Digital Reasoning’s tagline is that they are providers of “automated understanding for big data” which is a direct reference to the core of their business, the Synthesys technology. Their focus on entity-oriented analytics means that they are also focusing on answering questions that haven’t been asked yet, a capability that holds great promise in the big data era.

According to the company’s CEO and founders, Digital Reasoning was founded with the idea that software should be intelligent enough to both read and understand text as humans do. They put their work toward this goal into play to comb through vast amounts of unstructured textual data from U.S. intelligence agencies to look for potential threats to national security.  This purpose-built software for entity-oriented analytics became the core of the Synthesys technology at the root of their business.

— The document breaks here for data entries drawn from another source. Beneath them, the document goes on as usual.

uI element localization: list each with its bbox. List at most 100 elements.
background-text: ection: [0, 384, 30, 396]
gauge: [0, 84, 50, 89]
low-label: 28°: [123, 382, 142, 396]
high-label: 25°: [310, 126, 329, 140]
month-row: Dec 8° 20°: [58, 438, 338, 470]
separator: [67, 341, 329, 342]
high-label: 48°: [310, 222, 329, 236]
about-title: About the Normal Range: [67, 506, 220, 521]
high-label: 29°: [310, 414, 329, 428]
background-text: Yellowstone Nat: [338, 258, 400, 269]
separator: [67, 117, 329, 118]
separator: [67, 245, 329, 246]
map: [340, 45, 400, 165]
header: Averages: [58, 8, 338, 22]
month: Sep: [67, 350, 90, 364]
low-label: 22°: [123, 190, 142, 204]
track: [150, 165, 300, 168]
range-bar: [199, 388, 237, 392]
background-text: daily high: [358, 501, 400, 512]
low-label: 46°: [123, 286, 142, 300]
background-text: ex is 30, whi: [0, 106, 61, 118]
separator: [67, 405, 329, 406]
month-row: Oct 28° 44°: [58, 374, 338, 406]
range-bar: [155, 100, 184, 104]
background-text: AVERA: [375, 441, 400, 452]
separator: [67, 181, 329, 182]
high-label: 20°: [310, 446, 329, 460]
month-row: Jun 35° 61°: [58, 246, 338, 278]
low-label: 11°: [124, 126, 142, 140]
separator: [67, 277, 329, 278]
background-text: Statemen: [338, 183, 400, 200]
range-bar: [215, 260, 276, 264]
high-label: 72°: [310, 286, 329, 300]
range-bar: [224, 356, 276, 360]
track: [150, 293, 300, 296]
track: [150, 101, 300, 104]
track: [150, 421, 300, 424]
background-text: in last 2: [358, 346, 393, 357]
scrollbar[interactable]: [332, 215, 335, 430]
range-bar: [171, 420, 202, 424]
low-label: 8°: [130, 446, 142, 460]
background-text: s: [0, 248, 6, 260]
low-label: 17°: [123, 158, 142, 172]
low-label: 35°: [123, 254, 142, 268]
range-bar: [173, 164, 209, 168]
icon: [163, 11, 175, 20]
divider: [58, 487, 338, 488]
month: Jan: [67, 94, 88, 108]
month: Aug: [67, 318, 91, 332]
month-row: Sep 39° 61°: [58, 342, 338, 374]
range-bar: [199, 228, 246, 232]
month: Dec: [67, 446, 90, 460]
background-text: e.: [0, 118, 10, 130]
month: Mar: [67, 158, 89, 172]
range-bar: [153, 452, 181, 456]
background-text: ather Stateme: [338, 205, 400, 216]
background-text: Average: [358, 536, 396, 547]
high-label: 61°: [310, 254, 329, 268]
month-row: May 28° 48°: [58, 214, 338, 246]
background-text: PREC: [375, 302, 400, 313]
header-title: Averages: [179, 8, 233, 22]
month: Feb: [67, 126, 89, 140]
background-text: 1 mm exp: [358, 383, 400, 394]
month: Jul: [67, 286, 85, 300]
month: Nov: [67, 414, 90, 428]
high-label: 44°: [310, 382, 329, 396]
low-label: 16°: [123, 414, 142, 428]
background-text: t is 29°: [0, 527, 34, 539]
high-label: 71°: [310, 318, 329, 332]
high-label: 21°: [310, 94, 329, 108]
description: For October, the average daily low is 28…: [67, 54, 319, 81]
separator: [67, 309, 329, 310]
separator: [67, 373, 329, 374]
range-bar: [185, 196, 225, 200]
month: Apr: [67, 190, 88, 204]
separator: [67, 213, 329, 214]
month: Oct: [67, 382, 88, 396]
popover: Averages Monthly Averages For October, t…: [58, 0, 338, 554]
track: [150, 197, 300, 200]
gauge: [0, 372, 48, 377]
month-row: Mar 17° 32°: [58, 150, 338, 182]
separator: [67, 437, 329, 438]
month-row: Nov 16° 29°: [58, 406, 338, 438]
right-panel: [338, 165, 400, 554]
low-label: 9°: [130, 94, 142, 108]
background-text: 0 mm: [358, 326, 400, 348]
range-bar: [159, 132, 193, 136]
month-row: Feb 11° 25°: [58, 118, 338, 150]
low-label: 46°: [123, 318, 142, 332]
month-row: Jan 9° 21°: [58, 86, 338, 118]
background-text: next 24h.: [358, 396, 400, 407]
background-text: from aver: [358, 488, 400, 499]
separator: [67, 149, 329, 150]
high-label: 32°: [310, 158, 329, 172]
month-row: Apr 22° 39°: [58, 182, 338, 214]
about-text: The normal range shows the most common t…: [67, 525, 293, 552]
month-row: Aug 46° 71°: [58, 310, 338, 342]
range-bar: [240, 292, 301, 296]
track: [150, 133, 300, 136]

Synthesys has four main components, including the data ingestion platform, a scalable infrastructure piece, the entity-oriented analytics engine, and the visualization/workflow elements. The software pulls in both structured and unstructured text data and then looks for predefined elements in time, geographic and other contexts to come up with an “understanding” of those entities and their relationships to…well, the universe.

In essence, these bits of understanding allow users to extract at another level to determine further relationships and see what is important. As the company claims, it “automates this understanding of large complex data by eliminating the requirement for taxonomy/ontology and combining a number of formerly point solutions into an integrated entity oriented analytics solution.”

As noted, the work was born out of work for U.S. intelligence operations. The named entity recognition, geo and temporal “reasoning”, contextual search, link analysis and foreign language support made it rather attractive, especially given the fact that much of the data that required textual analysis was in Arabic and other languages.

According to a spokesman from the U.S. Army Biometrics Intelligence Program, during the early testing of the software “against classified message traffic, the system was used against terrorist data to explore extracted concepts. With little training the system was cross-linking complex names, locations and events.” This meant that the team was not only able to find answers to questions they had in general, but could also find new connections that allowed them to ask questions they never might have thought of.

Part of the technical appeal of the company’s offering is that it plays well with frameworks that are already in place for dealing with large volumes of unstructured data. It integrates with Hadoop, Hbase,  Cassandra and other architectures.